Ghilli avoids the muted eco look and goes straight to colour with a Mediterranean edge. Loose script, a gold seal, everyday photography. It looks like something you’d pick up anyway. Still a cardboard box, just one you don’t rush to throw away, and it doesn’t hide the sustainability story.
A lot of the category still reads as a trade-off. Better for the planet, less appealing everywhere else. Ghilli closes that gap by making the product something you’d choose without thinking twice, not a worthy alternative parked on a lower shelf.
That part gets you through the door. The real test starts once the box is gone.
In use, the bar has to deal with a tougher reality. Shampoo bars still haven’t broken through and most people stick with the bottle.

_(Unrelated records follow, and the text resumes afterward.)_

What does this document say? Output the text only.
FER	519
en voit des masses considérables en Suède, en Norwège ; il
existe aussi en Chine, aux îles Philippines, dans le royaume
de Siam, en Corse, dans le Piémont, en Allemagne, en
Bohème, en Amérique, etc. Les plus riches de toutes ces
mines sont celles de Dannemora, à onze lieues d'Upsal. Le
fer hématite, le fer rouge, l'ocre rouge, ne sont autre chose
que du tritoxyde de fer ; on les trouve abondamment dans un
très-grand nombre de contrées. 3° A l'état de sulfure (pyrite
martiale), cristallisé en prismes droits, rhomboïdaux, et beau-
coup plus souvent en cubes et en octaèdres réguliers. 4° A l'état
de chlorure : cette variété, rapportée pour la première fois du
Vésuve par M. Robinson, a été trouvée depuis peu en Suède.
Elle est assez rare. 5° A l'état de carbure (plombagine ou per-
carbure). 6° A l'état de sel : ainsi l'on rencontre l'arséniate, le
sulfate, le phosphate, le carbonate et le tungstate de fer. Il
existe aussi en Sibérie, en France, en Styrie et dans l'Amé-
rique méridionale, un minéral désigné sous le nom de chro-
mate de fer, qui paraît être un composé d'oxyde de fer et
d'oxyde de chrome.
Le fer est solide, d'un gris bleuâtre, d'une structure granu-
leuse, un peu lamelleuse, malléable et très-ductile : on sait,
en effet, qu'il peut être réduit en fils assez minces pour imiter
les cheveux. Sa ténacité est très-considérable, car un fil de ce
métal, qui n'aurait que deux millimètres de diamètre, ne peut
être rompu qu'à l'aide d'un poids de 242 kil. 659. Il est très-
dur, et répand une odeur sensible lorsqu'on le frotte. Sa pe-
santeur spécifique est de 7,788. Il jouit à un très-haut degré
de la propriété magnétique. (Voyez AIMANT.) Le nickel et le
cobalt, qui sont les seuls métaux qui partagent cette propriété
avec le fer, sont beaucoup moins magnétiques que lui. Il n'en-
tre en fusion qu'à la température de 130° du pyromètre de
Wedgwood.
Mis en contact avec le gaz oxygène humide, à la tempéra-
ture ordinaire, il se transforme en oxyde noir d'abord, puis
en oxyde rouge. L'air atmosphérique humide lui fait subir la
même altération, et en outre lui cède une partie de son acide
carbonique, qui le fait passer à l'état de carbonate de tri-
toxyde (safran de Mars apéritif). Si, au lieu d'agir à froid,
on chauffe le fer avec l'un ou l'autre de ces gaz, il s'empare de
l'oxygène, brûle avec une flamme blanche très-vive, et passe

Hair washing is automatic. You pick up the bottle, use it and put it back. Bars interrupt that rhythm. You’re working out how much to use, trying not to drop it, figuring out where it lives in a bathroom that wasn’t designed for it. Get it wrong and people go straight back to what they know.
The category is still paying for the first wave. Early bars left waxy roots, odd rinse-off and products that cracked or turned to mush too quickly. That memory sticks. New brands are working against it. When the bottled option is cheap, predictable and everywhere, “plastic free” isn’t always enough to justify the switch.
There’s also an image problem. Even among people who care about single-use plastic, bars often sit in the “worthy” bucket rather than the desirable one. Packaging can shift that. Ghilli shows how to position a bar as Mediterranean skincare rather than a compromise, but that only holds if the product delivers.
Most brands still spend more time talking about what they’ve removed than how the product performs. The questions people care about are simpler. Will it clean like what I already use, how long will it last, and can I live with it day to day without it turning into a wet brick.
Great packaging gets you picked up. Week three decides everything.
Converted yet, or still loyal to the bottle?